Marafa Hamidou Yaya est présenté comme « une autre victime du système Biya », tout comme l’a été madame le ministre Haman Adama, elle aussi incarcérée dans le cadre de l’opération Epervier. Pour les pros Marafa, Biya en veut inéluctablement  aux fils de la Bénoué, « et surtout à Marafa qui est capable d’être président de la République, et alors de venger l’opprobre que Biya a  jeté autrefois sur Ahmadou Ahidjo, celui qui lui a donné généreusement le pouvoir », pour reprendre un commentaire d’une source proche de l’ex-Minatd joint au téléphone par Le Messager. La première démonstration de force publique des militants du Rdpc  se réclamant proches de l’ex ministre d’Etat Marafa Hamidou devait donc ainsi passer par un boycott, espéré retentissant.

Mission commandée

Face à ce que certains thuriféraires du régime en place ont qualifié de « témérité », il était question de casser cette dynamique pro Marafa et de ne pas laisser faire. Ces élites en mission commandée, ont trouvé sur place, des cadres locaux du Rdpc, autrefois lésés et intimidés par Marafa Hamidou Yaya du temps de son hyperpuissance dans son fief politique de la Bénoué.
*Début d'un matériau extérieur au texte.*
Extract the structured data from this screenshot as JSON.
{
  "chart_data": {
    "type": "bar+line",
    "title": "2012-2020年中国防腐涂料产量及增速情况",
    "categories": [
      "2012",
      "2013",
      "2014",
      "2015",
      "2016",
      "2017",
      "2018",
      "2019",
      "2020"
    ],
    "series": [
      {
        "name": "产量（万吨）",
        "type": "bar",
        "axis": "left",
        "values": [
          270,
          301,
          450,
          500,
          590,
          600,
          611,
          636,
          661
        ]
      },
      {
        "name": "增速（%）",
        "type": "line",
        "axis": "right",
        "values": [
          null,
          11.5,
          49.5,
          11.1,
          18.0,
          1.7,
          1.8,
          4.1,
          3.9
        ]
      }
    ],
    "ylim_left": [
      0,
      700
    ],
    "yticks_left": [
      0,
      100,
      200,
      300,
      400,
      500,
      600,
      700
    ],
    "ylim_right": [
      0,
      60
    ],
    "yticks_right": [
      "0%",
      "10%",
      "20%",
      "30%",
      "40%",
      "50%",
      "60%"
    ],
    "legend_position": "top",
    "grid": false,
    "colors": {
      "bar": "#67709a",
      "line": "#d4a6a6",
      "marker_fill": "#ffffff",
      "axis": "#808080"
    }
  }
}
Ensemble, ils ont mené une campagne de proximité pour une participation populaire des militants du Rdpc de Garoua centre au défilé du 20 mai 2012. Parmi les acteurs de terrain mis en mission à Garoua par les hautes autorités du landerneau politique, on parle à tort ou à raison, d’un  ancien secrétaire général des ministères et d’un commissaire divisionnaire aujourd’hui à la retraite, tous deux originaires de Garoua et qui jouiraient d’une popularité certaine au sein du petit peuple de la capitale régionale du Nord.